Dual-system Decision Theory

Model of decision making that suggests two processes, System/Type 1 being faster, more “automatic” and less dependent on a cognitive heuristic; System/Type 2 process is slower, more complex and cognitive and used for more important/riskier choice options.

Dual-system models of the human mind contrast automatic, fast, and non-conscious (System 1) with controlled, slow, and conscious (System 2) thinking (see Strack & Deutsch, 2015, for an extensive review). Many heuristics and cognitive biases studied by behavioral economists are the result of intuitions, impressions, or automatic thoughts generated by System 1 (Kahneman, 2011). Factors that make System 1’s processes more dominant in decision making include cognitive busyness, distraction, time pressure, and positive mood, while System 2’s processes tend to be enhanced when the decision involves an important object, has heightened personal relevance, and when the decision maker is held accountable by others (Samson & Voyer, 2012; Samson & Voyer, 2014).

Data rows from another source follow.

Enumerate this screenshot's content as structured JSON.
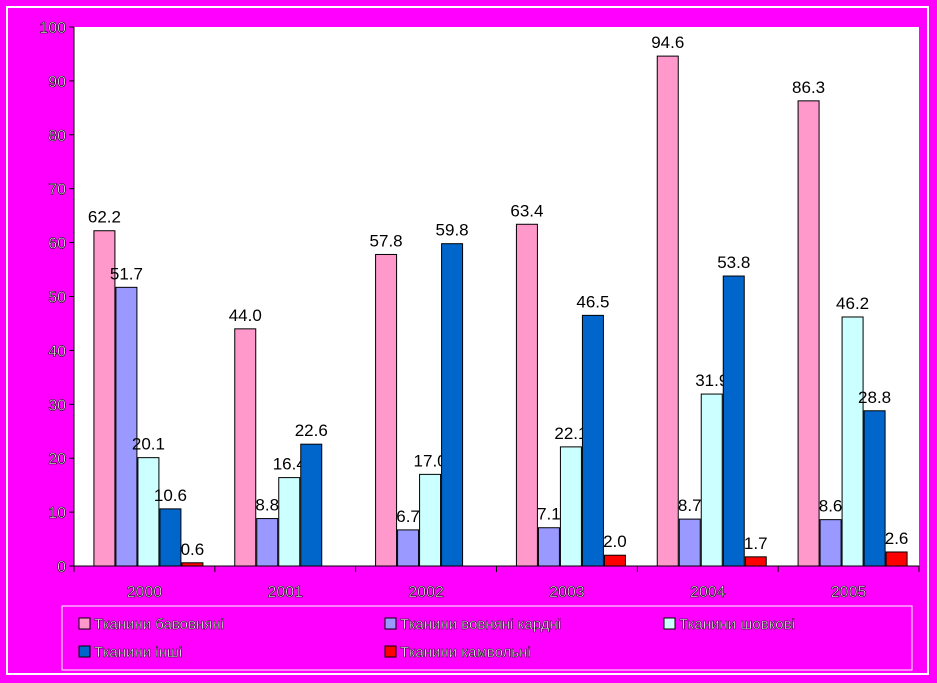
{
  "chart_data": {
    "type": "bar",
    "categories": [
      "2000",
      "2001",
      "2002",
      "2003",
      "2004",
      "2005"
    ],
    "series": [
      {
        "name": "Тканини бавовняні",
        "color": "#ff99cc",
        "values": [
          62.2,
          44.0,
          57.8,
          63.4,
          94.6,
          86.3
        ]
      },
      {
        "name": "Тканини вовняні кардні",
        "color": "#9999ff",
        "values": [
          51.7,
          8.8,
          6.7,
          7.1,
          8.7,
          8.6
        ]
      },
      {
        "name": "Тканини шовкові",
        "color": "#ccffff",
        "values": [
          20.1,
          16.4,
          17.0,
          22.1,
          31.9,
          46.2
        ]
      },
      {
        "name": "Тканини інші",
        "color": "#0066cc",
        "values": [
          10.6,
          22.6,
          59.8,
          46.5,
          53.8,
          28.8
        ]
      },
      {
        "name": "Тканини камвольні",
        "color": "#ff0000",
        "values": [
          0.6,
          null,
          null,
          2.0,
          1.7,
          2.6
        ]
      }
    ],
    "data_labels": [
      [
        "62.2",
        "44.0",
        "57.8",
        "63.4",
        "94.6",
        "86.3"
      ],
      [
        "51.7",
        "8.8",
        "6.7",
        "7.1",
        "8.7",
        "8.6"
      ],
      [
        "20.1",
        "16.4",
        "17.0",
        "22.1",
        "31.9",
        "46.2"
      ],
      [
        "10.6",
        "22.6",
        "59.8",
        "46.5",
        "53.8",
        "28.8"
      ],
      [
        "0.6",
        "",
        "",
        "2.0",
        "1.7",
        "2.6"
      ]
    ],
    "y_ticks": [
      "0",
      "10",
      "20",
      "30",
      "40",
      "50",
      "60",
      "70",
      "80",
      "90",
      "100"
    ],
    "ylim": [
      0,
      100
    ],
    "grid": false,
    "legend_position": "bottom",
    "plot_background": "#ffffff",
    "page_background": "#ff00ff"
  }
}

Efficient Market Hypothesis

According to the efficient market hypothesis, the price (market value) of a security reflects its true worth (intrinsic value). In a market with perfectly rational agents, “prices are right”. Findings in behavioral finance, by contrast, suggests that asset prices also reflect the trading behavior of individuals who are not fully rational (Barberis & Thaler, 2003), leading to anomalies such as asset bubbles.

Ego Depletion

Ego depletion is a concept from self-regulation (or self-control) theory in psychology. According to the theory, which has come under heavy scrutiny, willpower operates like a muscle that can be exerted. Studies have found that tasks requiring self-control can weaken this muscle, leading to ego depletion and a subsequently diminished ability to exercise self-control. In the lab, ego depletion has been induced in many different ways, such as having to suppress emotions or thoughts, or having to make a range of difficult decisions. The resulting ego depletion leads people to make less restrained decisions. Consumers, for example, may be more likely to choose candy over granola bars (Baumeister et al., 2008). More recent studies call this resource depletion model of self-control into question (e.g. Hagger & Chatzisarantis, 2016).

Elimination-by-aspects

Decision makers have a variety of heuristics at their disposal when they make choices. One of these effort-reducing heuristics is referred to as elimination-by-aspects. When it is applied, decision makers gradually reduce the number of alternatives in a choice set, starting with the most important one. One cue is evaluated at a time until fewer and fewer alternatives remain in the set of available options (Tversky, 1972).